Photo de Annick BillonAnnick Billon :

Madame la présidente, monsieur le secrétaire d’État, mes chers collègues, le questionnement sur les risques inhérents à la production d’huîtres dites « triploïdes » a déjà fait l’objet d’un débat dans cet hémicycle, à l’occasion de l’examen d’un de vos amendements, cher collègue Joël Labbé.

Considérées par certains comme une avancée technique permettant la régulation de la production, ces huîtres sont aussi considérées par d’autres comme plus fragiles en raison d’une croissance rapide, facteur d’une mortalité croissante favorisant le risque de contamination et d’appauvrissement des huîtres.

Je voudrais me livrer à un petit rappel englobant les problématiques de l’ensemble de la filière ostréicole.

Répartie sur sept bassins du littoral, la production d’huîtres s’élève à environ 80 000 tonnes, engendrant un chiffre d’affaires de l’ordre de 345 millions d’euros.

La conchyliculture, à laquelle appartient la filière ostréicole, emploie 18 000 personnes, soit 6 000 équivalents temps plein, auxquels s’ajoutent près de 3 000 chefs d’exploitation et conjoints.

Ce secteur présente de fortes spécificités : forte saisonnalité, caractère à la fois maritime et agricole, importance du travail non salarié, territoires et bassins à fortes spécificités. Le département de la Vendée, dont je suis élue, représente près de 10 % de la production ostréicole. Il est caractérisé par la présence des écloseries les plus importantes du territoire national – quatre sur la dizaine d’écloseries que compte la France, dont le leader national.
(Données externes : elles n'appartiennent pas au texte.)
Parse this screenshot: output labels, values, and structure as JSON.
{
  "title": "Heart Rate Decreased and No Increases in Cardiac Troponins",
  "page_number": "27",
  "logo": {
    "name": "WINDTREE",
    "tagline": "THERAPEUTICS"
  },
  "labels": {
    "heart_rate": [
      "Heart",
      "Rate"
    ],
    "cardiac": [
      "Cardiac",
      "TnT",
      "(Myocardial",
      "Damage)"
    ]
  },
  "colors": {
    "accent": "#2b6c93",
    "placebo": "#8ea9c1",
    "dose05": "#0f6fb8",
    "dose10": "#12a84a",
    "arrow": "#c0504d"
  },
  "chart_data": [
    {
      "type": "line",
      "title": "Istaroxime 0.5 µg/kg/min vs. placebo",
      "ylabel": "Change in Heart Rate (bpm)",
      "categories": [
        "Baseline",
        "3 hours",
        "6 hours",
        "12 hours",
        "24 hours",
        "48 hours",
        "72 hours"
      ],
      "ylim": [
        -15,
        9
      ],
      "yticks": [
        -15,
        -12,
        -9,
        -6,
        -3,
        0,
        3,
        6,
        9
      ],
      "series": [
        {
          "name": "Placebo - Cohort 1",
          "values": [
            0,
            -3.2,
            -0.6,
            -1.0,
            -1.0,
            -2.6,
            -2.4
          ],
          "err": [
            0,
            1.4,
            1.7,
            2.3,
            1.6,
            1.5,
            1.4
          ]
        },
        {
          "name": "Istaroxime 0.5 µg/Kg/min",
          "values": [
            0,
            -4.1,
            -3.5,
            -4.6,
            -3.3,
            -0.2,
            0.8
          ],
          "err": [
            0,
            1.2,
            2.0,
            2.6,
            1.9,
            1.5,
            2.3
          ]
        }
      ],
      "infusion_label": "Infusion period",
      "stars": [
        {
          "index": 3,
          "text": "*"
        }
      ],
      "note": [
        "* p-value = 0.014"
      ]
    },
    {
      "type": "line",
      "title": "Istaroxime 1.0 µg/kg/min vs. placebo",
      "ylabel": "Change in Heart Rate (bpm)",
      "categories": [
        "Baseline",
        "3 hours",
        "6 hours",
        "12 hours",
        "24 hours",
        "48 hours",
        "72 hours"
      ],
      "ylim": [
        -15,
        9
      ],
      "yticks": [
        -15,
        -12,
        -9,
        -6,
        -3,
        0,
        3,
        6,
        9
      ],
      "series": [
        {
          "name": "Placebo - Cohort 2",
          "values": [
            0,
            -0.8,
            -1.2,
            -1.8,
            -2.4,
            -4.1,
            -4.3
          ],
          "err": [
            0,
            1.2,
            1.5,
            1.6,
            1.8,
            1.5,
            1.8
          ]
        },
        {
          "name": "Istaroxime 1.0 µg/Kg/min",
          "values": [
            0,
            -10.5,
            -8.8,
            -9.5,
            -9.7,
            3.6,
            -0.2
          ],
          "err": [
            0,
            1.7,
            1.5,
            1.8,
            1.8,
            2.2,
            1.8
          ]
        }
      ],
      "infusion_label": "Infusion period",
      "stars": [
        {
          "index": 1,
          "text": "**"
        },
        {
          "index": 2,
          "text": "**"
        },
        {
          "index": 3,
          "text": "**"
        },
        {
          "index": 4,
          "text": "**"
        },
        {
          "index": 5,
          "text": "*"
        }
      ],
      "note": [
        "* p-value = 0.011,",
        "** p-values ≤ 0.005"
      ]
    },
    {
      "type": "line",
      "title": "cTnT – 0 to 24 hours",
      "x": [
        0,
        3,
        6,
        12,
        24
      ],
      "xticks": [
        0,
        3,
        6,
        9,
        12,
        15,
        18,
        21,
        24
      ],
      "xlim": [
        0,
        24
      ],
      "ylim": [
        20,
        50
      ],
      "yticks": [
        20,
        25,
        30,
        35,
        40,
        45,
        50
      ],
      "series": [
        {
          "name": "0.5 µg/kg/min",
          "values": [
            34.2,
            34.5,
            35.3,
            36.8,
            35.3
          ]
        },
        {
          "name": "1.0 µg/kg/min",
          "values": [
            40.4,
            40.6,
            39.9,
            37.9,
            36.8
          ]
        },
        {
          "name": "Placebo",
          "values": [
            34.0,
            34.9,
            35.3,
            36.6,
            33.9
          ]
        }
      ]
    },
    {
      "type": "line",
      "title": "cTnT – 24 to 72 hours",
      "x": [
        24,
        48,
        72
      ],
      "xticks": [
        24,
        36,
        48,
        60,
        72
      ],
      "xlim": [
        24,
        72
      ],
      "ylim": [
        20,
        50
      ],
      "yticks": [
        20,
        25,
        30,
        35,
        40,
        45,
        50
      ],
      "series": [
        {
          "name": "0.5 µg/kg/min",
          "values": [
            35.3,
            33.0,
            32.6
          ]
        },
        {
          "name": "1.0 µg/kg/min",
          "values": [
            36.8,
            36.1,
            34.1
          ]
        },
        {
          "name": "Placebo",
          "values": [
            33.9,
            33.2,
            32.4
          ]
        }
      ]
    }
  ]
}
La production ostréicole subit des phénomènes de mortalité depuis 2008 qui impactent fortement la production et les ressources des ostréiculteurs, inquiètent le consommateur et concourent de facto à la diminution de la demande.

Des études sur l’origine de ces phénomènes sont réalisées, particulièrement par IFREMER et des comités départementaux de suivi de l’ostréiculture, sous l’égide des directions départementales des territoires et de la mer, les DDTM, et en lien avec les organisations professionnelles, qui assurent également une veille.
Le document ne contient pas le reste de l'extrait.